On Monday, Oct 24th, a 19-yr-old former student of CVPA High School in St. Louis entered his alma mater and killed a student, 15-yr-old Alexzandria Bell, and a teacher, 61-yr-old Jean Kuczka.  I’m purposely omitting the shooter’s name as I don’t believe in glorifying or publicizing his identity.

The widely-reported timeline of the shooting is as follows:

  • 9:10 AM: Shooter enters the building, “not via the main entrance”.
  • 9:11 AM: School security guard sees the entry and notifies the school.  911 is called.
  • 9:15 AM: Police arrive at the school and begin trying to locate the shooter.
  • 9:23 AM: Police locate the shooter, barricaded in a classroom, and a firefight ensues.
  • 9:25 AM: Shooter neutralized.

School administration and police officials have made several statements lauding this as a success story, highlighting the quick actions of the security guards and police response, and the fact that this could have been “much worse”.

Indeed, it could have been much worse.  Put a competent shooter with an AR-15 and 600-odd rounds of ammunition in a building with 700 defenseless and unarmed students and teachers, give that shooter an uncontested 13 minutes, and you could count yourself lucky that there weren’t 200 dead.  The shooter’s own notebook attested to his desire to be the “deadliest school shooter in history”.

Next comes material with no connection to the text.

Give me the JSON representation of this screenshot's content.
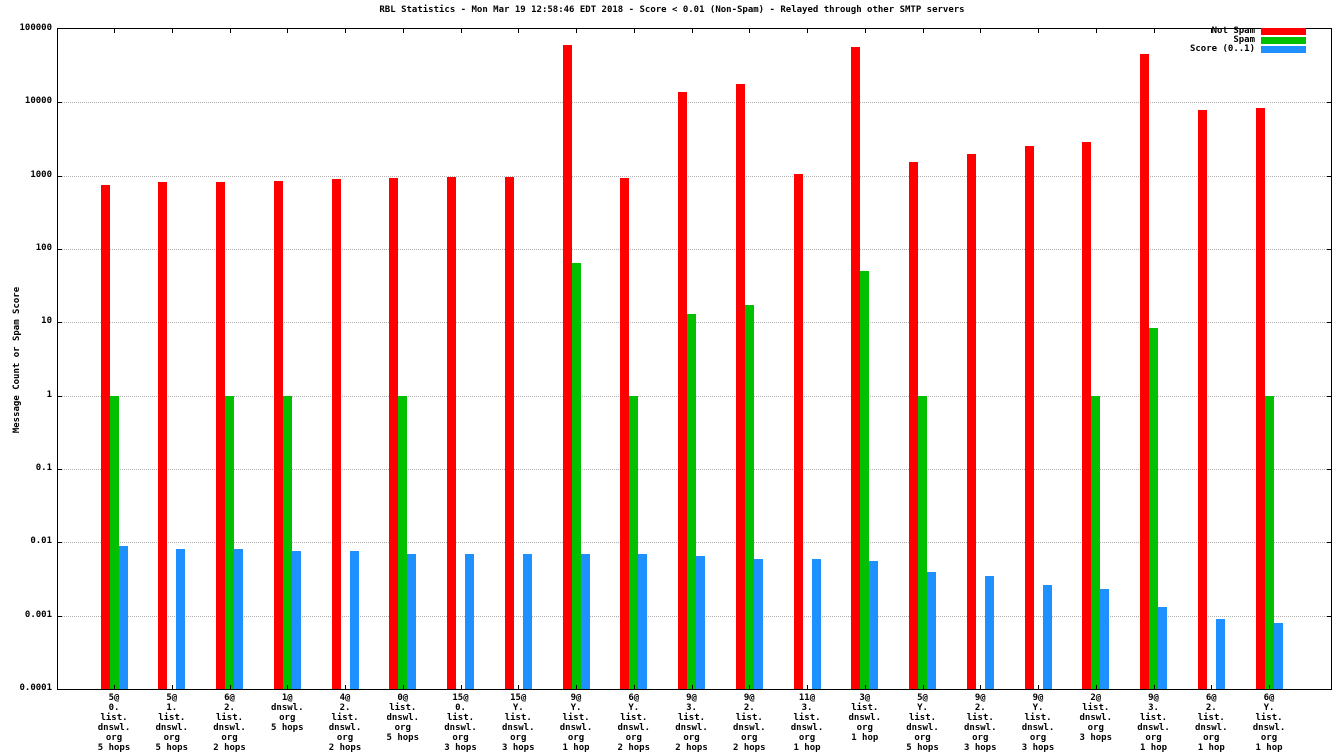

I take issue with several aspects of this “success story”.  In the Secret Service, if someone you are protecting ends up injured or dead, that’s known as mission failure.  You don’t congratulate yourselves that several other people managed to survive.  It also doesn’t ultimately matter if nine out of ten of your security measures worked perfectly; the one measure that didn’t is your single point of compromise, and the end result is failure.  We define “success” as zero dead or injured.

From a security perspective, what did go right on that day?

  • Allegedly, all exterior doors to the building were locked
  • Seven (!) security guards were present at the high school
  • 911 was notified very quickly
  • Code phrase for “Active Shooter” was announced over the PA, and (most) classroom doors were apparently manually locked
  • Police responded very quickly, located the shooter in eight minutes, and immediately engaged and neutralized him

Parents and students outside the school. Source: Reuters

What went wrong?

  • Two victims dead.  Four others shot but not critically
  • “All exterior doors” locked, but the shooter got in anyway.  It has not been indicated how this was accomplished, but we can assume either forcing someone at gunpoint to open a door, or (more likely) using the butt of the rifle to break door glass and open it
  • Seven security guards, but none of them armed, which relegated their role to “alarm system”.  These seven had no realistic ability to engage the shooter and stop him
  • Teacher Jean Kuczka was shot in classroom 323, apparently as she physically confronted the shooter.  This indicates the door of that classroom was not locked in time, unable to be locked, or the shooter was able to force the door in some fashion
  • As stated above, thirteen minutes of unimpeded access to a target-rich environment is an eternity.  Apparently the shooter’s gun jammed at least once, but that’s a lucky break, not something you rely on occurring

There are many lessons to be learned here, but the tragedy is that we’re still trying to learn these lessons despite the same things happening over and over again.  While the police performed brilliantly in this instance, we still ended up with two dead.  School security needs to be proactive — detecting the shooter before they arrive on campus, and failing that, making sure the shooter can’t enter the building.  Once you have to rely on reactive security procedures, you’re left with the proverbial outcomes of a rock and a hard place.